If you have a pre-1998 Queensland Enduring Power of Attorney, you should consider updating it to ensure your Enduring Attorneys can make decisions about your financial and personal/health matters.
Reason 2 – Your children grew up
Many clients make Enduring Powers of Attorney while their children are under 18 years of age. They never take steps to update their Enduring Power of Attorney when their children are grown up.
In many cases, the client would usually want to have their adult children making decisions for them if they lose capacity (and where their spouse has died or cannot act for them). Sadly, this wish will not come to pass if the Enduring Power of Attorney is not updated to include the adult children.
Reason 3 – You lost your Enduring Power of Attorney
If you have lost your Enduring Power of Attorney, you should seek legal advice without delay with a view to completing a new document to ensure you have the decision maker of your choice in place if you lose capacity.
Reason 4 – You made an Enduring Power of Attorney in another state, territory or overseas
If you have made an interstate or overseas Enduring document, then you should ensure that it is valid in Queensland.
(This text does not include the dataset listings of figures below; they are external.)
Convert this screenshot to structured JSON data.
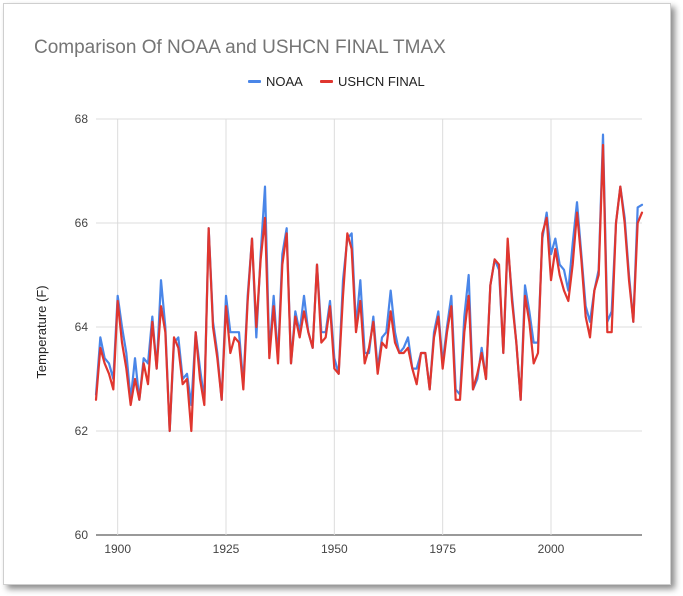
{
  "chart_data": {
    "type": "line",
    "title": "Comparison Of NOAA and USHCN FINAL TMAX",
    "xlabel": "",
    "ylabel": "Temperature (F)",
    "xlim": [
      1895,
      2021
    ],
    "ylim": [
      60,
      68
    ],
    "x_ticks": [
      1900,
      1925,
      1950,
      1975,
      2000
    ],
    "y_ticks": [
      60,
      62,
      64,
      66,
      68
    ],
    "grid": true,
    "legend_position": "top",
    "x": [
      1895,
      1896,
      1897,
      1898,
      1899,
      1900,
      1901,
      1902,
      1903,
      1904,
      1905,
      1906,
      1907,
      1908,
      1909,
      1910,
      1911,
      1912,
      1913,
      1914,
      1915,
      1916,
      1917,
      1918,
      1919,
      1920,
      1921,
      1922,
      1923,
      1924,
      1925,
      1926,
      1927,
      1928,
      1929,
      1930,
      1931,
      1932,
      1933,
      1934,
      1935,
      1936,
      1937,
      1938,
      1939,
      1940,
      1941,
      1942,
      1943,
      1944,
      1945,
      1946,
      1947,
      1948,
      1949,
      1950,
      1951,
      1952,
      1953,
      1954,
      1955,
      1956,
      1957,
      1958,
      1959,
      1960,
      1961,
      1962,
      1963,
      1964,
      1965,
      1966,
      1967,
      1968,
      1969,
      1970,
      1971,
      1972,
      1973,
      1974,
      1975,
      1976,
      1977,
      1978,
      1979,
      1980,
      1981,
      1982,
      1983,
      1984,
      1985,
      1986,
      1987,
      1988,
      1989,
      1990,
      1991,
      1992,
      1993,
      1994,
      1995,
      1996,
      1997,
      1998,
      1999,
      2000,
      2001,
      2002,
      2003,
      2004,
      2005,
      2006,
      2007,
      2008,
      2009,
      2010,
      2011,
      2012,
      2013,
      2014,
      2015,
      2016,
      2017,
      2018,
      2019,
      2020,
      2021
    ],
    "series": [
      {
        "name": "NOAA",
        "color": "#4a86e8",
        "values": [
          62.7,
          63.8,
          63.4,
          63.3,
          63.0,
          64.6,
          64.0,
          63.5,
          62.6,
          63.4,
          62.6,
          63.4,
          63.3,
          64.2,
          63.2,
          64.9,
          64.0,
          62.0,
          63.7,
          63.8,
          63.0,
          63.1,
          62.5,
          63.9,
          63.2,
          62.6,
          65.9,
          64.1,
          63.5,
          62.6,
          64.6,
          63.9,
          63.9,
          63.9,
          62.9,
          64.6,
          65.7,
          63.8,
          65.4,
          66.7,
          63.5,
          64.6,
          63.4,
          65.4,
          65.9,
          63.3,
          64.3,
          63.9,
          64.6,
          63.9,
          63.6,
          65.2,
          63.9,
          63.9,
          64.5,
          63.4,
          63.1,
          64.9,
          65.7,
          65.8,
          64.0,
          64.9,
          63.5,
          63.5,
          64.2,
          63.2,
          63.8,
          63.9,
          64.7,
          63.9,
          63.5,
          63.6,
          63.8,
          63.2,
          63.2,
          63.5,
          63.5,
          62.8,
          63.9,
          64.3,
          63.3,
          64.0,
          64.6,
          62.8,
          62.7,
          64.2,
          65.0,
          62.8,
          63.0,
          63.6,
          63.0,
          64.8,
          65.3,
          65.1,
          63.5,
          65.6,
          64.6,
          63.7,
          62.6,
          64.8,
          64.3,
          63.7,
          63.7,
          65.7,
          66.2,
          65.4,
          65.7,
          65.2,
          65.1,
          64.7,
          65.6,
          66.4,
          65.4,
          64.4,
          64.1,
          64.7,
          65.1,
          67.7,
          64.1,
          64.3,
          66.0,
          66.7,
          66.1,
          65.0,
          64.1,
          66.3,
          66.35
        ]
      },
      {
        "name": "USHCN FINAL",
        "color": "#e0362f",
        "values": [
          62.6,
          63.6,
          63.3,
          63.1,
          62.8,
          64.5,
          63.7,
          63.2,
          62.5,
          63.0,
          62.6,
          63.3,
          62.9,
          64.1,
          63.2,
          64.4,
          63.9,
          62.0,
          63.8,
          63.6,
          62.9,
          63.0,
          62.0,
          63.9,
          63.0,
          62.5,
          65.9,
          64.0,
          63.4,
          62.6,
          64.4,
          63.5,
          63.8,
          63.7,
          62.8,
          64.5,
          65.7,
          64.0,
          65.3,
          66.1,
          63.4,
          64.4,
          63.3,
          65.2,
          65.8,
          63.3,
          64.2,
          63.8,
          64.3,
          63.9,
          63.6,
          65.2,
          63.7,
          63.8,
          64.4,
          63.2,
          63.1,
          64.6,
          65.8,
          65.5,
          63.9,
          64.5,
          63.3,
          63.6,
          64.1,
          63.1,
          63.7,
          63.6,
          64.3,
          63.7,
          63.5,
          63.5,
          63.6,
          63.2,
          62.9,
          63.5,
          63.5,
          62.8,
          63.8,
          64.2,
          63.2,
          63.9,
          64.4,
          62.6,
          62.6,
          63.9,
          64.6,
          62.8,
          63.1,
          63.5,
          63.0,
          64.8,
          65.3,
          65.2,
          63.5,
          65.7,
          64.5,
          63.7,
          62.6,
          64.6,
          64.1,
          63.3,
          63.5,
          65.8,
          66.1,
          64.9,
          65.5,
          65.0,
          64.7,
          64.5,
          65.2,
          66.2,
          65.3,
          64.2,
          63.8,
          64.7,
          65.0,
          67.5,
          63.9,
          63.9,
          66.0,
          66.7,
          66.0,
          64.9,
          64.1,
          66.0,
          66.2
        ]
      }
    ]
  }
}
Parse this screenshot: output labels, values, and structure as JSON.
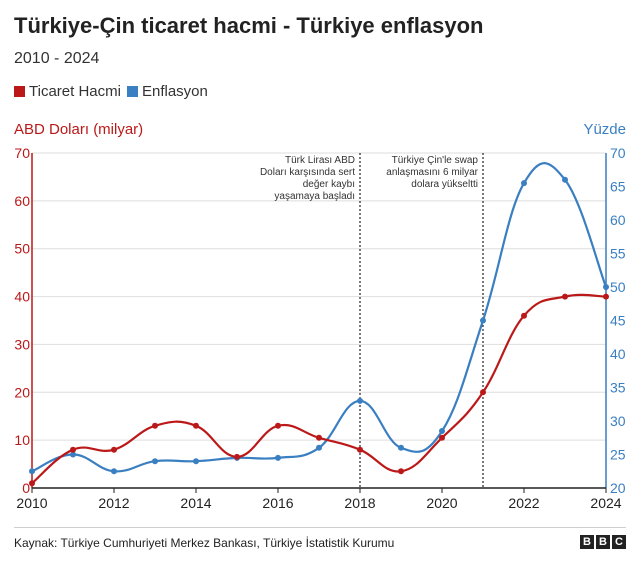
{
  "header": {
    "title": "Türkiye-Çin ticaret hacmi - Türkiye enflasyon",
    "subtitle": "2010 - 2024"
  },
  "legend": {
    "items": [
      {
        "label": "Ticaret Hacmi",
        "color": "#bb1919"
      },
      {
        "label": "Enflasyon",
        "color": "#3a7fc1"
      }
    ]
  },
  "colors": {
    "trade": "#bb1919",
    "inflation": "#3a7fc1",
    "grid": "#dedede",
    "annotation": "#222222"
  },
  "chart_data": {
    "type": "line",
    "x": [
      2010,
      2011,
      2012,
      2013,
      2014,
      2015,
      2016,
      2017,
      2018,
      2019,
      2020,
      2021,
      2022,
      2023,
      2024
    ],
    "series": [
      {
        "name": "Ticaret Hacmi",
        "axis": "left",
        "values": [
          1,
          8,
          8,
          13,
          13,
          6.5,
          13,
          10.5,
          8,
          3.5,
          10.5,
          20,
          36,
          40,
          40
        ]
      },
      {
        "name": "Enflasyon",
        "axis": "right",
        "values": [
          22.5,
          25,
          22.5,
          24,
          24,
          24.5,
          24.5,
          26,
          33,
          26,
          28.5,
          45,
          65.5,
          66,
          50
        ]
      }
    ],
    "xticks": [
      "2010",
      "2012",
      "2014",
      "2016",
      "2018",
      "2020",
      "2022",
      "2024"
    ],
    "xlim": [
      2010,
      2024
    ],
    "y_left": {
      "label": "ABD Doları (milyar)",
      "lim": [
        0,
        70
      ],
      "ticks": [
        "0",
        "10",
        "20",
        "30",
        "40",
        "50",
        "60",
        "70"
      ]
    },
    "y_right": {
      "label": "Yüzde",
      "lim": [
        20,
        70
      ],
      "ticks": [
        "20",
        "25",
        "30",
        "35",
        "40",
        "45",
        "50",
        "55",
        "60",
        "65",
        "70"
      ]
    },
    "grid": true,
    "annotations": [
      {
        "x": 2018,
        "lines": [
          "Türk Lirası ABD",
          "Doları karşısında sert",
          "değer kaybı",
          "yaşamaya başladı"
        ]
      },
      {
        "x": 2021,
        "lines": [
          "Türkiye Çin'le swap",
          "anlaşmasını 6 milyar",
          "dolara yükseltti"
        ]
      }
    ]
  },
  "footer": {
    "source": "Kaynak: Türkiye Cumhuriyeti Merkez Bankası, Türkiye İstatistik Kurumu",
    "logo_letters": [
      "B",
      "B",
      "C"
    ]
  }
}
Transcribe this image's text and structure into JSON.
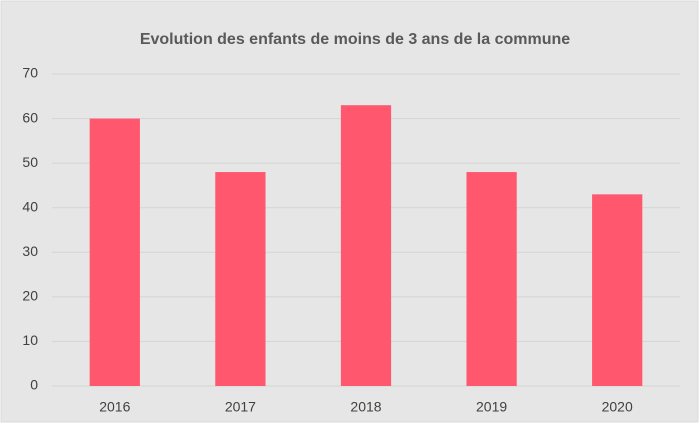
{
  "chart_data": {
    "type": "bar",
    "title": "Evolution des enfants de moins de 3 ans de la commune",
    "categories": [
      "2016",
      "2017",
      "2018",
      "2019",
      "2020"
    ],
    "values": [
      60,
      48,
      63,
      48,
      43
    ],
    "color": "#ff576e",
    "ylim": [
      0,
      70
    ],
    "yticks": [
      0,
      10,
      20,
      30,
      40,
      50,
      60,
      70
    ],
    "grid": true
  }
}
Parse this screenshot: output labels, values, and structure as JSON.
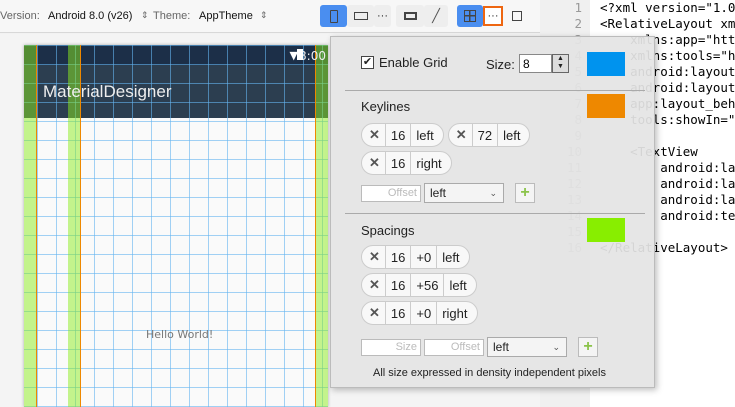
{
  "toolbar": {
    "version_label": "Version:",
    "version_value": "Android 8.0 (v26)",
    "theme_label": "Theme:",
    "theme_value": "AppTheme",
    "more": "···"
  },
  "phone": {
    "time": "8:00",
    "app_title": "MaterialDesigner",
    "hello": "Hello World!"
  },
  "editor": {
    "lines": [
      {
        "n": "1",
        "t": "<?xml version=\"1.0\""
      },
      {
        "n": "2",
        "t": "<RelativeLayout xmlns"
      },
      {
        "n": "3",
        "t": "    xmlns:app=\"http"
      },
      {
        "n": "4",
        "t": "    xmlns:tools=\"htt"
      },
      {
        "n": "5",
        "t": "    android:layout_w"
      },
      {
        "n": "6",
        "t": "    android:layout_h"
      },
      {
        "n": "7",
        "t": "    app:layout_behav"
      },
      {
        "n": "8",
        "t": "    tools:showIn=\"@l"
      },
      {
        "n": "9",
        "t": ""
      },
      {
        "n": "10",
        "t": "    <TextView"
      },
      {
        "n": "11",
        "t": "        android:layo"
      },
      {
        "n": "12",
        "t": "        android:layo"
      },
      {
        "n": "13",
        "t": "        android:layo"
      },
      {
        "n": "14",
        "t": "        android:text"
      },
      {
        "n": "15",
        "t": ""
      },
      {
        "n": "16",
        "t": "</RelativeLayout>"
      }
    ]
  },
  "popup": {
    "enable_grid": "Enable Grid",
    "grid_checked": true,
    "size_label": "Size:",
    "size_value": "8",
    "grid_color": "#0093ee",
    "keyline_color": "#ee8800",
    "spacing_color": "#88ee00",
    "keylines_title": "Keylines",
    "keylines": [
      {
        "size": "16",
        "side": "left"
      },
      {
        "size": "72",
        "side": "left"
      },
      {
        "size": "16",
        "side": "right"
      }
    ],
    "offset_placeholder": "Offset",
    "size_placeholder": "Size",
    "side_select": "left",
    "spacings_title": "Spacings",
    "spacings": [
      {
        "size": "16",
        "offset": "+0",
        "side": "left"
      },
      {
        "size": "16",
        "offset": "+56",
        "side": "left"
      },
      {
        "size": "16",
        "offset": "+0",
        "side": "right"
      }
    ],
    "footer": "All size expressed in density independent pixels",
    "remove": "✕",
    "add": "+"
  }
}
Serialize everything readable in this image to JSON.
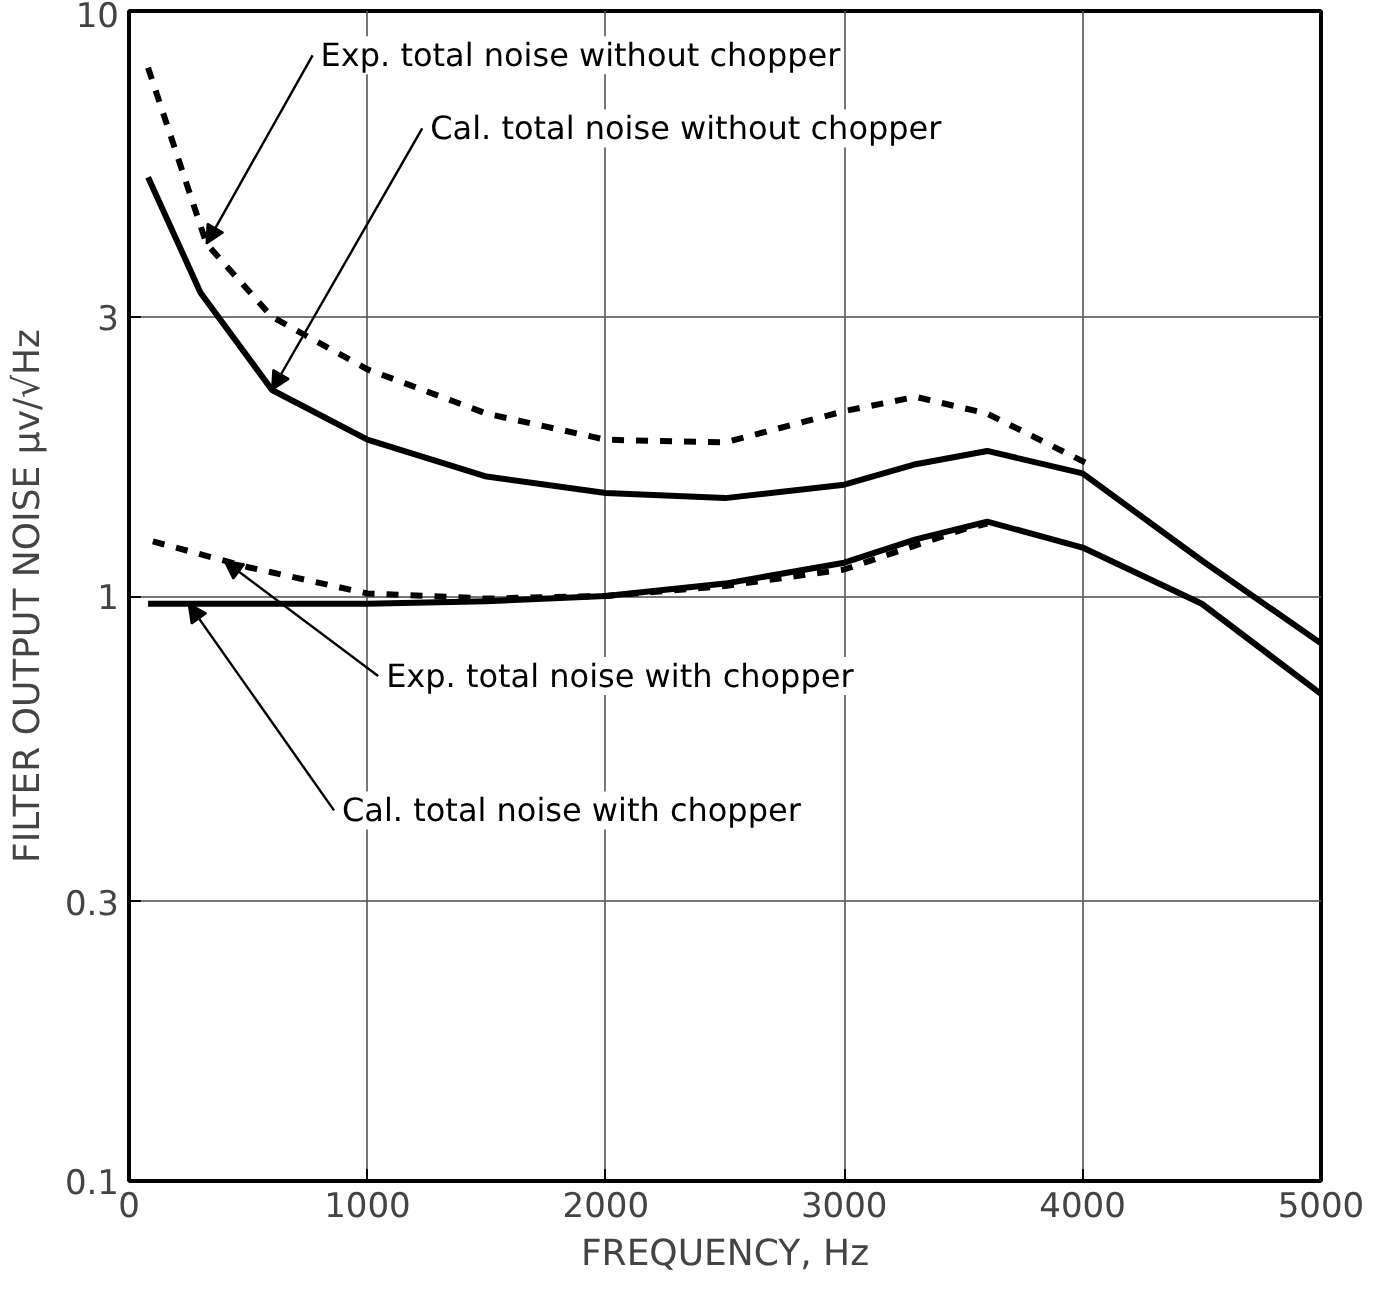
{
  "chart_data": {
    "type": "line",
    "xlabel": "FREQUENCY, Hz",
    "ylabel": "FILTER OUTPUT NOISE μv/√Hz",
    "log": true,
    "grid": true,
    "marker": "none",
    "xlim": [
      0,
      5000
    ],
    "xticks": [
      0,
      1000,
      2000,
      3000,
      4000,
      5000
    ],
    "ylim": [
      0.1,
      10
    ],
    "yticks": [
      {
        "value": 0.1,
        "label": "0.1"
      },
      {
        "value": 0.3,
        "label": "0.3"
      },
      1,
      3,
      10
    ],
    "series": [
      {
        "name": "Exp. total noise without chopper",
        "color": "#000000",
        "line_style": "dashed",
        "x": [
          80,
          325,
          600,
          1000,
          1500,
          2000,
          2500,
          3000,
          3300,
          3600,
          4000,
          4050
        ],
        "values": [
          8.0,
          4.0,
          3.0,
          2.44,
          2.05,
          1.85,
          1.83,
          2.07,
          2.19,
          2.05,
          1.7,
          1.66
        ]
      },
      {
        "name": "Cal. total noise without chopper",
        "color": "#000000",
        "line_style": "solid",
        "x": [
          80,
          300,
          600,
          1000,
          1500,
          2000,
          2500,
          3000,
          3300,
          3600,
          4000,
          4500,
          5000
        ],
        "values": [
          5.2,
          3.3,
          2.25,
          1.85,
          1.6,
          1.5,
          1.47,
          1.55,
          1.68,
          1.77,
          1.62,
          1.15,
          0.83
        ]
      },
      {
        "name": "Exp. total noise with chopper",
        "color": "#000000",
        "line_style": "dashed",
        "x": [
          100,
          500,
          1000,
          1500,
          2000,
          2500,
          3000,
          3500,
          3600
        ],
        "values": [
          1.24,
          1.12,
          1.01,
          0.99,
          1.0,
          1.04,
          1.11,
          1.3,
          1.33
        ]
      },
      {
        "name": "Cal. total noise with chopper",
        "color": "#000000",
        "line_style": "solid",
        "x": [
          80,
          500,
          1000,
          1500,
          2000,
          2500,
          3000,
          3300,
          3600,
          4000,
          4500,
          5000
        ],
        "values": [
          0.97,
          0.97,
          0.97,
          0.98,
          1.0,
          1.05,
          1.14,
          1.25,
          1.34,
          1.21,
          0.97,
          0.68
        ]
      }
    ]
  }
}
While many are, it is not always the case. A lawyer experienced in Enduring Powers of Attorney will be able to help you to navigate this delicate area which traverses many jurisdictions and laws.
Reason 5 – You have been married or divorced
Unless your Enduring Power of Attorney states otherwise, it is revoked if you get married. However, if your husband or wife is already your Enduring Attorney, your Enduring Power of Attorney is only revoked to the extent that it gives power to someone other than your husband or wife.
If you divorce, your Enduring Power of Attorney will be revoked to the extent that it gives power to your former spouse.
In either of these circumstances, it is usually best to consider making a new Enduring Power of Attorney. Seeking appropriate legal advice is essential especially because these life events can significantly affect other documents including your Will.
There are of course many other circumstances that give rise to the need to review and possibly update your Enduring Power of Attorney. So why not get your Enduring Power of Attorney out today and check it still reflects your wishes and circumstances.